Or-
A Little Goes a Long Way
About a year ago a friend asked for my feedback on a
new story she wrote. Writers do this with each other, and the luckiest of us
have beta-readers who are not writers also.
I think highly of this friend’s storytelling
abilities. An afternoon with her is a magical ride on a roller-coaster of
laughter punctuated by vistas that leave me feeling I have just seen something
deeply beautiful, that thing called wisdom.
I was eager to read her written story. She warned me
ahead of time that she was “not a writer” and that she “ran out of steam
writing it down” and thus it might be “too short.” With this introduction I was
even more eager to do all I can to boost her writing confidence.
But right off the bat this tale-telling was a mess.
The first page of a six-page story contained the introduction of not one-two-three-four-five
characters, mentioned by name. There were nine (I counted) energetic beings
fluttering about saying this and that to each other. Or maybe they were talking
to themselves? Who could hear anything with all that noise?
It occurred to me that one of the things we do when we write is to discipline and structure. A great storyteller does this also, but in a more casual way. If you tell a story orally and mention a whole host of cousins and their best friends, then never get back to them, it is atmospheric and gives a sense of a large gathering. If you write of a myriad of cousins and their friends, whether you get back to them or not, it is an overcrowded mess.
I made the same mistake with my written stories in my earlier writing, though nine characters on the first page was not a record I achieved.
Too many ingredients don’t make a better dish.
I read her story to the end. There was a story there.
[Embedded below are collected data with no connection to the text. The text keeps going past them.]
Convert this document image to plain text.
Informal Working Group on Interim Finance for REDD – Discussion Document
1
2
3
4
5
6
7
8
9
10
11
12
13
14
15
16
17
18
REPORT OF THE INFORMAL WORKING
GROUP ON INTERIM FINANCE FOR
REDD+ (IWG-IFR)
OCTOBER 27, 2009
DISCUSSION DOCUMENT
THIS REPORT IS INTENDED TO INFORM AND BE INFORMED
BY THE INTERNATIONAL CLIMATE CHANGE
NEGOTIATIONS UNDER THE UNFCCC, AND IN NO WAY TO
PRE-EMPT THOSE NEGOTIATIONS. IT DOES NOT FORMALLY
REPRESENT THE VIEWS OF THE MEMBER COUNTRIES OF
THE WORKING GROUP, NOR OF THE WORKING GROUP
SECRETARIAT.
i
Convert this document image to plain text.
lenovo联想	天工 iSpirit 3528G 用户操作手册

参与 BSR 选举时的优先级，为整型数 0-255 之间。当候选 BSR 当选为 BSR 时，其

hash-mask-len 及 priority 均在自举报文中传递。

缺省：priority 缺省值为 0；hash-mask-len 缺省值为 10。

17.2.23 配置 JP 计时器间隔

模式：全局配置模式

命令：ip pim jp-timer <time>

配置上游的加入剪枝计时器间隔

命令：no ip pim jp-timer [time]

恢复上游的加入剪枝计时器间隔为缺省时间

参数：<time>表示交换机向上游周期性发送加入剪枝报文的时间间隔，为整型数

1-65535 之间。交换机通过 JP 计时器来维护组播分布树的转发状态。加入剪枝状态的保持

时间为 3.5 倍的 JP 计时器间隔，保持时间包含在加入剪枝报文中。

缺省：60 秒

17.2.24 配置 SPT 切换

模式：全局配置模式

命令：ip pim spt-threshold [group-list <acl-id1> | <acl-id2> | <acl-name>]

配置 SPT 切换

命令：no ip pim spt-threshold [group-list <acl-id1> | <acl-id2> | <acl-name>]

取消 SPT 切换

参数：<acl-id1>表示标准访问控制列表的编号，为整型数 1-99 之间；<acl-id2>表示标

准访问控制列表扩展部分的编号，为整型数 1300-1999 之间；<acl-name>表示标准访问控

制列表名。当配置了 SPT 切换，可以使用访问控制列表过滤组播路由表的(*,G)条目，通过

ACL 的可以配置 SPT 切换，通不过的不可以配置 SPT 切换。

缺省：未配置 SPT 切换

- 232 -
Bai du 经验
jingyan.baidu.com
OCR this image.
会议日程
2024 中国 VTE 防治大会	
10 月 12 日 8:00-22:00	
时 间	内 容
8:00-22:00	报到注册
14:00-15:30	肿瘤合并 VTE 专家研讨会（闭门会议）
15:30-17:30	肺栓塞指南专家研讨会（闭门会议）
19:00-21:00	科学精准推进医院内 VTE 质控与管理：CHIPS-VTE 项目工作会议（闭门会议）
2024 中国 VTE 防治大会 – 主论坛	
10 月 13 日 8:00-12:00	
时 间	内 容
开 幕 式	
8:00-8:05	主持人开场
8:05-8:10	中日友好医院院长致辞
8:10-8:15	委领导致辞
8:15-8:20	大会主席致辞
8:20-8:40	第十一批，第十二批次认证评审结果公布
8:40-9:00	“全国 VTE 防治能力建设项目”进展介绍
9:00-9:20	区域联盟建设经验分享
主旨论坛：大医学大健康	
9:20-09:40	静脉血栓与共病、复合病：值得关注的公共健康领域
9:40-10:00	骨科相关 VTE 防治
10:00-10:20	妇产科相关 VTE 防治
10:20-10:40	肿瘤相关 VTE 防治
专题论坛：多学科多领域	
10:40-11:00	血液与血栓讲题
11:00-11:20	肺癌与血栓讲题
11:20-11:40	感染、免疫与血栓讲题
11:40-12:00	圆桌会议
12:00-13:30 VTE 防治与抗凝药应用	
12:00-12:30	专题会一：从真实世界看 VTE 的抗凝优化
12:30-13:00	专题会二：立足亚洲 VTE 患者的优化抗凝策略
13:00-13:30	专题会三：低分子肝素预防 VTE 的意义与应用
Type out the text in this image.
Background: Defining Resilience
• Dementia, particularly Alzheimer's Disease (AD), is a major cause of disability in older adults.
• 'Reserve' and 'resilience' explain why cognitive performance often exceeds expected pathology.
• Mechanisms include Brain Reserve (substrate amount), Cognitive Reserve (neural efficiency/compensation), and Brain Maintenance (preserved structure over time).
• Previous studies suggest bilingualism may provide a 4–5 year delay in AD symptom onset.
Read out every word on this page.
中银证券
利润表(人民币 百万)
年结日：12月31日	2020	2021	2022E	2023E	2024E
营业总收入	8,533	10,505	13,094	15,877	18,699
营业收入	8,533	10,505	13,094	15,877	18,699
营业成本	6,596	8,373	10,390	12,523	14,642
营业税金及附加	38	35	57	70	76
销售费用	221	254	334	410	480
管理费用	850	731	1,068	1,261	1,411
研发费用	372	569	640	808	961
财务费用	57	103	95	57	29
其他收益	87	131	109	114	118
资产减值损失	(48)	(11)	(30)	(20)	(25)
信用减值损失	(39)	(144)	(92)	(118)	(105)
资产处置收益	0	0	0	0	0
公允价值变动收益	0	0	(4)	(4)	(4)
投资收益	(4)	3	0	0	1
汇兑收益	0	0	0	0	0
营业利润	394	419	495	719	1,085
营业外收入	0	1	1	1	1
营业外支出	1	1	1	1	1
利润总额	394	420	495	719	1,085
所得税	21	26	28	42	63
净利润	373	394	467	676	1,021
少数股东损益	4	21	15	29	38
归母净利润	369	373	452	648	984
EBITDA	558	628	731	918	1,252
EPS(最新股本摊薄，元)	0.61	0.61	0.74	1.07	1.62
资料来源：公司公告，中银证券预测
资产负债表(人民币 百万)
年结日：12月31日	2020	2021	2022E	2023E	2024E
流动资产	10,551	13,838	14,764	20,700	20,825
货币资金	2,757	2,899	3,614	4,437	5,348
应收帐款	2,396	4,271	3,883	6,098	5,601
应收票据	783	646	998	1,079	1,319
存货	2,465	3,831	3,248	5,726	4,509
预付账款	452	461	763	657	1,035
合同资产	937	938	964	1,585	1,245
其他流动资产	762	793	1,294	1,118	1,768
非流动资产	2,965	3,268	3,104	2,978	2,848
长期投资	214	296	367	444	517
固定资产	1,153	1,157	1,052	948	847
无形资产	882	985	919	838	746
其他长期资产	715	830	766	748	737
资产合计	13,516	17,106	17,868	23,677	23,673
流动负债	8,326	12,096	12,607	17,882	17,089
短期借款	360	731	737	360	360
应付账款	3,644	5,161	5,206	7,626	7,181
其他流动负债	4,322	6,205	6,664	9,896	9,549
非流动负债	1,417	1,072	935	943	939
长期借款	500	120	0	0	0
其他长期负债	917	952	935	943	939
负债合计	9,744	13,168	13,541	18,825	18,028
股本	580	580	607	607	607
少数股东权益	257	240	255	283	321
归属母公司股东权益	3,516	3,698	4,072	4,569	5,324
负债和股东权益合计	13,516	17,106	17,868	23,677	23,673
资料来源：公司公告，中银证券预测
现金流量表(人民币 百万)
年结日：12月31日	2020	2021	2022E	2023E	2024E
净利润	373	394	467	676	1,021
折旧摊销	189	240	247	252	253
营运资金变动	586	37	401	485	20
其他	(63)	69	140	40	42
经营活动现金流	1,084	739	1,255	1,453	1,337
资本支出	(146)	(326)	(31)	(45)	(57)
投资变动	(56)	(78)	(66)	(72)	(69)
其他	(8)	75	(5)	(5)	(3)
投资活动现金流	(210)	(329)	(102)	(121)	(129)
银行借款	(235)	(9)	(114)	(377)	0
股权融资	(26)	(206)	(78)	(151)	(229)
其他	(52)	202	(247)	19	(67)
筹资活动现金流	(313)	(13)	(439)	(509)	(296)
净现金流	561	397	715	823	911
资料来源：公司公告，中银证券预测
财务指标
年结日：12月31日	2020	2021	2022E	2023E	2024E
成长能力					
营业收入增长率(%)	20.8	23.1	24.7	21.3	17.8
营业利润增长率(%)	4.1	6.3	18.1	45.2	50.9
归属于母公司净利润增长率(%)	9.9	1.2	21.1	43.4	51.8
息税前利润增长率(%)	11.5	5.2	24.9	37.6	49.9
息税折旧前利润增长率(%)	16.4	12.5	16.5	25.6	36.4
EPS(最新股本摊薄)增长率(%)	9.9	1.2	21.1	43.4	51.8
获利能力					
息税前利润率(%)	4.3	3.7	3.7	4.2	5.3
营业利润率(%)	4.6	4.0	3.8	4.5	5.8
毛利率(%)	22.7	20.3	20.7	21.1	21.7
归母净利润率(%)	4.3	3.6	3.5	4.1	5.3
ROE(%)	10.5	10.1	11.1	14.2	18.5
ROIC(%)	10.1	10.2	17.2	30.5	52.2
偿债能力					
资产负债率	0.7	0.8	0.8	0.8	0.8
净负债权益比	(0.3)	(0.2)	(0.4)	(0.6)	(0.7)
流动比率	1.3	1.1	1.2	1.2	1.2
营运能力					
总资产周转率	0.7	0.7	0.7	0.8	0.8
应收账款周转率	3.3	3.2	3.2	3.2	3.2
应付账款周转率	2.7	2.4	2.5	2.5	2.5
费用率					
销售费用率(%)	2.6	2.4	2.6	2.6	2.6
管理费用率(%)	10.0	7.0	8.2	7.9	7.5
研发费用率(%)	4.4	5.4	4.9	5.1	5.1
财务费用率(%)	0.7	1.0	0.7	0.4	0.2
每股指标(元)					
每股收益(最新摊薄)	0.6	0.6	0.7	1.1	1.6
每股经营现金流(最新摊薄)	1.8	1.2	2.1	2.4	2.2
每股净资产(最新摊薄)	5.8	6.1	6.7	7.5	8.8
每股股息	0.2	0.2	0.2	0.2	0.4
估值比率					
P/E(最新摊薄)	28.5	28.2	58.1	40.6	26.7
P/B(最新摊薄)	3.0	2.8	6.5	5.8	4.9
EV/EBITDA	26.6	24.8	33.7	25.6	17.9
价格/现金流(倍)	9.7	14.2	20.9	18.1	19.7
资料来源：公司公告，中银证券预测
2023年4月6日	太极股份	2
That was the good news. Good storytellers know what a story is and what it isn’t. But it needed some real work, beginning with a clean up of the overcrowded entryway.
I felt like the parent who came home to her teen’s rumpus party, and had to yell, “Party’s over!” and disperse the crowd.
Luckily my friend is as wise as she is earnest in trying to figure out the best way to discipline the tale. She not only did a face-palm and exclaimed that my observation was spot-on. The second draft looked nothing like the first. My friend is on her way to surpass anything I've ever done in writing.